The authors drew on 240 interviews with families from a range of backgrounds and found that families today are “smaller, more diverse, with more involved fathers and a greater reliance on grandparent support”, compared with families in the past. Some of this will be by design, and others through circumstances, including economic circumstances.
The authors acknowledge that the traditional family of mother, father and child is still the dominant one, but that it is not as dominant as in the past.
We should pause for a moment to consider what the word ‘traditional’ means here. A ‘tradition’ is an inherited way of doing something that has evolved through time.
But to describe the family of mother, father and child as merely ‘traditional’ diminishes its importance and makes it sound as if it is the result of social custom only. The ‘traditional’ family is, however, rooted in nature like no other social structure. The ‘traditional’ family is what arises when a man and a woman join together in conjugal union and have a child. The ‘traditional’ family is, therefore, the natural family.
This is not to say other families are ‘unnatural’. That would be a ridiculous thing to say. However, every other type of family derives from the natural family. A single parent family still results from the conjugal union of male and female. Someone who uses IVF to have a child must still use a male gamete and a female gamete.
This is why the family of mother, father and child is also described as “fundamental” and “primary” and as the “basic unit of society”. If men and women did not form conjugal unions, human society would soon cease to exist. It is that primary.
And because the natural family is so fundamental, we want men and women to commit to each other before and after they have children, which is why every single major culture ever has invented the institution of marriage.
Change
‘Family Rhythms’ looks at how the family continues to change. In the recent past, families were intergenerational in the sense that several generations lived under the same roof or close by each other. This provided an excellent support network.
The family was situated mainly in rural areas and the farm required plenty of children. Women have either worked or stayed at home, depending on economic circumstances. It is only in recent times (within the last century) that families had a large enough income to enable one parent to stay at home. That ‘luxury’ is disappearing again.
The rise of the single parent home is by far and away the biggest family change we have seen in the West, and in Ireland in a very long time.
More than a third of births now take place outside marriage. ‘Family Rhythms’ says that fathers are increasingly involved in the lives of their children but this is only partly true. It’s true insofar as it means fathers like to be more hands-on in the upbringing of their children than in the past.
However, it is not true in that a growing number of fathers have little or no contact with their children. A report called ‘Watch them Grow’, which uses data from ‘Growing Up in Ireland’, a major longitudinal study of children in Ireland at different stages in their lives, looks at involvement by non-resident fathers (NRF) in the lives of their children.
It finds that by the time the children in the ‘Growing Up in Ireland’ study reached age three, a third of solo parents had no contact with the non-resident father. It also found that 54% of non-resident fathers made no financial contribution by this stage.
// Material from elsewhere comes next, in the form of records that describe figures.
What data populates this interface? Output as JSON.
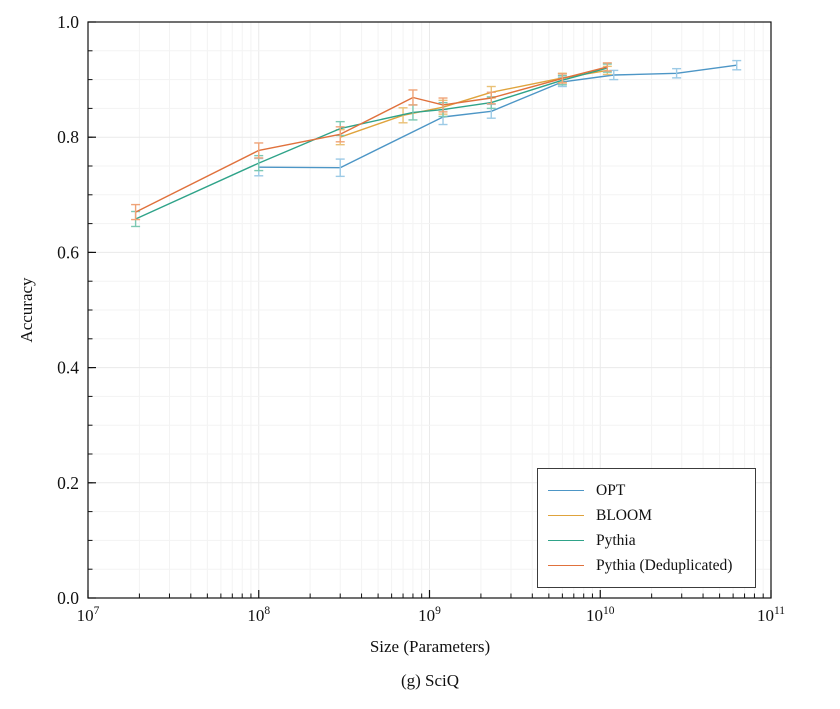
{
  "figure": {
    "caption": "(g) SciQ"
  },
  "chart_data": {
    "type": "line",
    "title": "",
    "xlabel": "Size (Parameters)",
    "ylabel": "Accuracy",
    "x_scale": "log",
    "xlim": [
      10000000,
      100000000000
    ],
    "ylim": [
      0.0,
      1.0
    ],
    "x_tick_exponents": [
      7,
      8,
      9,
      10,
      11
    ],
    "y_tick_labels": [
      "0.0",
      "0.2",
      "0.4",
      "0.6",
      "0.8",
      "1.0"
    ],
    "y_minor_step": 0.05,
    "grid": true,
    "error_bars": true,
    "legend_position": "lower right",
    "series": [
      {
        "name": "OPT",
        "line_color": "#4D96C6",
        "errorbar_color": "#9CCAE6",
        "points": [
          {
            "size": 100000000,
            "accuracy": 0.748,
            "error": 0.015
          },
          {
            "size": 300000000,
            "accuracy": 0.747,
            "error": 0.015
          },
          {
            "size": 1200000000,
            "accuracy": 0.835,
            "error": 0.013
          },
          {
            "size": 2300000000,
            "accuracy": 0.845,
            "error": 0.012
          },
          {
            "size": 6000000000,
            "accuracy": 0.896,
            "error": 0.008
          },
          {
            "size": 12000000000,
            "accuracy": 0.908,
            "error": 0.008
          },
          {
            "size": 28000000000,
            "accuracy": 0.911,
            "error": 0.008
          },
          {
            "size": 63000000000,
            "accuracy": 0.925,
            "error": 0.008
          }
        ]
      },
      {
        "name": "BLOOM",
        "line_color": "#DFA33C",
        "errorbar_color": "#EAC176",
        "points": [
          {
            "size": 300000000,
            "accuracy": 0.8,
            "error": 0.013
          },
          {
            "size": 700000000,
            "accuracy": 0.838,
            "error": 0.013
          },
          {
            "size": 1200000000,
            "accuracy": 0.852,
            "error": 0.012
          },
          {
            "size": 2300000000,
            "accuracy": 0.878,
            "error": 0.01
          },
          {
            "size": 6000000000,
            "accuracy": 0.903,
            "error": 0.008
          },
          {
            "size": 11000000000,
            "accuracy": 0.916,
            "error": 0.007
          }
        ]
      },
      {
        "name": "Pythia",
        "line_color": "#2FA389",
        "errorbar_color": "#7CC8B2",
        "points": [
          {
            "size": 19000000,
            "accuracy": 0.658,
            "error": 0.013
          },
          {
            "size": 100000000,
            "accuracy": 0.755,
            "error": 0.013
          },
          {
            "size": 300000000,
            "accuracy": 0.815,
            "error": 0.012
          },
          {
            "size": 800000000,
            "accuracy": 0.843,
            "error": 0.013
          },
          {
            "size": 1200000000,
            "accuracy": 0.848,
            "error": 0.012
          },
          {
            "size": 2300000000,
            "accuracy": 0.86,
            "error": 0.01
          },
          {
            "size": 6000000000,
            "accuracy": 0.899,
            "error": 0.008
          },
          {
            "size": 11000000000,
            "accuracy": 0.92,
            "error": 0.007
          }
        ]
      },
      {
        "name": "Pythia (Deduplicated)",
        "line_color": "#E0713C",
        "errorbar_color": "#EFA377",
        "points": [
          {
            "size": 19000000,
            "accuracy": 0.67,
            "error": 0.013
          },
          {
            "size": 100000000,
            "accuracy": 0.777,
            "error": 0.013
          },
          {
            "size": 300000000,
            "accuracy": 0.805,
            "error": 0.013
          },
          {
            "size": 800000000,
            "accuracy": 0.869,
            "error": 0.013
          },
          {
            "size": 1200000000,
            "accuracy": 0.856,
            "error": 0.012
          },
          {
            "size": 2300000000,
            "accuracy": 0.868,
            "error": 0.01
          },
          {
            "size": 6000000000,
            "accuracy": 0.902,
            "error": 0.008
          },
          {
            "size": 11000000000,
            "accuracy": 0.922,
            "error": 0.007
          }
        ]
      }
    ]
  }
}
The more children are born outside marriage, the more will we find this.
The added involvement of grandparents in the lives of their grandchildren arises from two things, namely the growth in single parent families and the growth in double-income families.
The changes in the Irish family tracked by ‘Family Rhythms’ are the result of economic changes and changes in social attitudes. Some of these changes are good, and some are bad. But what cannot be doubted is that the ‘traditional’ or ‘natural’ family remains of immense importance and it is a very strange society that loses sights of this most basic of facts.